To date, officers have used discretion when ticketing owners of stray dogs, Ortiz said.

“Traditionally, we don’t issue citations on a dog that gets loose for the first time,” Ortiz said. “We save that for repeat offenders. We’re very tolerant because if people think they might get a ticket, they might not come get their dogs.”

Perhaps officers have been too lenient, Ortiz said, because the shelter is seeing more and more repeat offenders. In the month of March, officers will cite the owners of stray dogs. The sergeant said the amount of the ticket is determined by the court.

“We’re just trying to raise awareness,” Ortiz said. “We want people to check their gates and try to take more responsibility of their pets.”

Ortiz said small dogs are good at digging, while athletic breeds can be good climbers. He encouraged dog owners to check their properties and look for signs that their dogs might be planning an escape, possibly motivated by boredom.

When a stray dog is taken to the shelter, either by a resident or one of five Animal Services officers, it is held there for a minimum of 10 business days while the shelter tries to contact the owners, either through information contained in a microchip or on an identification or license tag, said shelter manager Kristen Loomer. The shelter calls owners if a number is available and sends bilingual letters to any address associated with the microchip or tags.

If a dog is not picked up by its owner within that time frame, it becomes property of the shelter and is given temperament and health evaluations, Loomer said. Pooches that pass the tests are moved to the adoption section of the shelter, which is currently home to 37 dogs. Like the number of strays, that number is high. Of those, 32 came in as strays.

“We usually see a decrease (in population) around the holidays,” Loomer said. “We haven’t seen a decrease in our dog population in the last eight months. ... I think it’s probably economically driven.”

The shelter normally has about 20 dogs up for adoption, one for each adoption kennel located there. Now, there are multiple animals per kennel, Loomer said. The “resident” that has been at the no-kill shelter the longest is a pit bull-boxer mix named Barney who arrived in July as a puppy.
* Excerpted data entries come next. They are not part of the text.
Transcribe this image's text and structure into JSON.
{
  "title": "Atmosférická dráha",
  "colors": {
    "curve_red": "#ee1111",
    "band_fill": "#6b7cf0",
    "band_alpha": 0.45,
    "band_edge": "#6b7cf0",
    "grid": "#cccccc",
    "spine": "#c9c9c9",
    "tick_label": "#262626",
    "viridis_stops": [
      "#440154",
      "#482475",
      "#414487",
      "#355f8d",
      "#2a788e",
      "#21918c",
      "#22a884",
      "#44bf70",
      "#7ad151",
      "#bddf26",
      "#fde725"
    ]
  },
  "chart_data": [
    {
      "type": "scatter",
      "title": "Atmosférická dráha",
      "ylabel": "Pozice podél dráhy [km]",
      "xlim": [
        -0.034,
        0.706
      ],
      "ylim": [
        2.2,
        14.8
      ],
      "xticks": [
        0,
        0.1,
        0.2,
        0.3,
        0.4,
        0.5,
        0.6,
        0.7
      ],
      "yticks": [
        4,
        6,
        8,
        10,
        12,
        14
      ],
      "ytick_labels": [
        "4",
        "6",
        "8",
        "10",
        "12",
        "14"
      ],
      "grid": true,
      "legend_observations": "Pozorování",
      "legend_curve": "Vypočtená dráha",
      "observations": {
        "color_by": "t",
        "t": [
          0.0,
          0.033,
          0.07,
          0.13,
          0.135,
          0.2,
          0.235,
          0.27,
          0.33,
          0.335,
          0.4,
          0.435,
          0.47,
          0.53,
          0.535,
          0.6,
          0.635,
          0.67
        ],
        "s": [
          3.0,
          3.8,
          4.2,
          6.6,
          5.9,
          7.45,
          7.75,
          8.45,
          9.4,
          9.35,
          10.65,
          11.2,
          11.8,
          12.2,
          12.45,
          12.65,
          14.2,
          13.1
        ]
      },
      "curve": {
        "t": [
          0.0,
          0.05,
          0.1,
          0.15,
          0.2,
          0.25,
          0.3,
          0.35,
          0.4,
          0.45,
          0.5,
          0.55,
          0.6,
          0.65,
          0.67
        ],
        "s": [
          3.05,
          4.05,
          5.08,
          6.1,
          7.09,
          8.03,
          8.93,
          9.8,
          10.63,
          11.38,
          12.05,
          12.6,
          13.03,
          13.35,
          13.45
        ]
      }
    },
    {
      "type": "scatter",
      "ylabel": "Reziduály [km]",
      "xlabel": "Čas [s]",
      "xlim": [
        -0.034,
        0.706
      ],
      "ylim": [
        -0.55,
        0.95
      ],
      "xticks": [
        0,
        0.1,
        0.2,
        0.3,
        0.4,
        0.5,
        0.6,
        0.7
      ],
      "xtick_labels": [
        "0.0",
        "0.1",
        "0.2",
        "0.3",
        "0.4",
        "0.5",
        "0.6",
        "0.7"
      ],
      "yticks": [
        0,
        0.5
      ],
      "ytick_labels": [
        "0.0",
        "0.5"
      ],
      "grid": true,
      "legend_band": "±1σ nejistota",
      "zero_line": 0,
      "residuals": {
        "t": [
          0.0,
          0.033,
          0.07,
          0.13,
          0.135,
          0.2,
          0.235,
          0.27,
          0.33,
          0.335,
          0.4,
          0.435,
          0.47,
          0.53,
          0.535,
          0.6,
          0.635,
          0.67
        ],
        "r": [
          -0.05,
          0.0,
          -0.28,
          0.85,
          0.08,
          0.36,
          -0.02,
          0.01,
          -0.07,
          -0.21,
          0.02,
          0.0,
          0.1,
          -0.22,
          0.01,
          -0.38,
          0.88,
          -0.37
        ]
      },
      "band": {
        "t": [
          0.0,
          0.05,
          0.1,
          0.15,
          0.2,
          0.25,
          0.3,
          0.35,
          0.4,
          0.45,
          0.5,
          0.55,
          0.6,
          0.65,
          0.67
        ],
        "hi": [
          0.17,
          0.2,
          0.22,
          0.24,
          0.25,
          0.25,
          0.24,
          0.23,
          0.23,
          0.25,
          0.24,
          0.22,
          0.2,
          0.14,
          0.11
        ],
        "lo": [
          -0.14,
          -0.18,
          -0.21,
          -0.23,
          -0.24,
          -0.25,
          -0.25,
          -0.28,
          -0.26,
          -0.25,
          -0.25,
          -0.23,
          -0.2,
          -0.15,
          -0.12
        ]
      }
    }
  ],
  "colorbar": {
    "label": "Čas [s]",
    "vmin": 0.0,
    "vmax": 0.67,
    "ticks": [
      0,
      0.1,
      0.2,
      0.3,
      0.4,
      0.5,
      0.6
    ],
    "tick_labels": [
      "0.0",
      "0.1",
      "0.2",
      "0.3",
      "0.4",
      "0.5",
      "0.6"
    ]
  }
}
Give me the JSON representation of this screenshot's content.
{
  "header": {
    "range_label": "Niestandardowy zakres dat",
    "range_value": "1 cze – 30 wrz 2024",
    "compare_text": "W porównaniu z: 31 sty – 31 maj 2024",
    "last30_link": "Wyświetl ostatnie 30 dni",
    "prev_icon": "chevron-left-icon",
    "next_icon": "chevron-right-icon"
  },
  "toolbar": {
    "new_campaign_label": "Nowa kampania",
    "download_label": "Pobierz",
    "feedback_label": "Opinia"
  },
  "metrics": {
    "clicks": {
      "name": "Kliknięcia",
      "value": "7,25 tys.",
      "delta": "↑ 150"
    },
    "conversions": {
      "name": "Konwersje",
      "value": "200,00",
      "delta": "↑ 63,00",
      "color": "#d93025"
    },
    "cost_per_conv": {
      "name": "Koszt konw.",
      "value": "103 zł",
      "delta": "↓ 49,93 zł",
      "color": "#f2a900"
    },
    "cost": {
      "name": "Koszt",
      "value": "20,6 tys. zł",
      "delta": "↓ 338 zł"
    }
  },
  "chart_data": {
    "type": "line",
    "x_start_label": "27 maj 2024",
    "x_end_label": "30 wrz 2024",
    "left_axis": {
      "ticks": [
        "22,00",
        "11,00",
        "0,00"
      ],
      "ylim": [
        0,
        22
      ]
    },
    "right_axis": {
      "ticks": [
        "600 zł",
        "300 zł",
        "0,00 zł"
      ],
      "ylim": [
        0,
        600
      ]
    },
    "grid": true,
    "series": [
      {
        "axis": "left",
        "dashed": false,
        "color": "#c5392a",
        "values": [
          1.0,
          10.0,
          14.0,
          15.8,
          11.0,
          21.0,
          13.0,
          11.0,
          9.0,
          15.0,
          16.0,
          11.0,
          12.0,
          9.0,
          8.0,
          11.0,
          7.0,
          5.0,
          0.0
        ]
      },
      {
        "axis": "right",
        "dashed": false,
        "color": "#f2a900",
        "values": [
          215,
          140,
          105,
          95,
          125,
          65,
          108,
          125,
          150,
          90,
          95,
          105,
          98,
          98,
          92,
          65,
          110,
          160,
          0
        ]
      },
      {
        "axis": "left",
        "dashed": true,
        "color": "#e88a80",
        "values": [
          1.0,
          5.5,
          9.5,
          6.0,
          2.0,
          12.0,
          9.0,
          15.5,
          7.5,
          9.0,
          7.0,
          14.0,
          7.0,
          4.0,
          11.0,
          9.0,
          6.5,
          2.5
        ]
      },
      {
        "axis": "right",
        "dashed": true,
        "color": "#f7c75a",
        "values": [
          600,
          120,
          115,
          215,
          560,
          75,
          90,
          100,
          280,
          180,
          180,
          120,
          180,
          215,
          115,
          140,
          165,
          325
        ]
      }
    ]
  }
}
On top of those waiting to be adopted, the shelter averages between 20 and 25 strays waiting for their owners to retrieve them.

“There are some days here where I’ve seen eight stray dogs come in,” Loomer said. “We have to be prepared to receive that number on any given day.”

Ortiz said the number of stray dogs picks up when the weather is nice, possibly because more dog owners leave their pets outside during the day. Even so, the 50 to 60 strays Napa County is seeing each month is too many for a jurisdiction of its size, he said.

As part of the enforcement, the sheriff’s office is also encouraging owners to get their dogs vaccinated, licensed, and spayed or neutered if they aren’t already.

“A license is a dog’s ticket home,” Loomer said, explaining that residents who come across a stray dog can reunite it with its owner if the dog has a tag. “I can’t tell you how many dogs have been re-homed because of that license and a good Samaritan.”

Of the 32 stray dogs now up for adoption, the shelter had to spay or neuter all but one, Loomer said.

“The importance is truly in reducing pet overpopulation, which will reduce the number of animals in the shelter,” she said. “We urge the residents of Napa County to take advantage of the significant resources available at Napa Humane with low-cost spay/neuter and vaccination/microchip services.”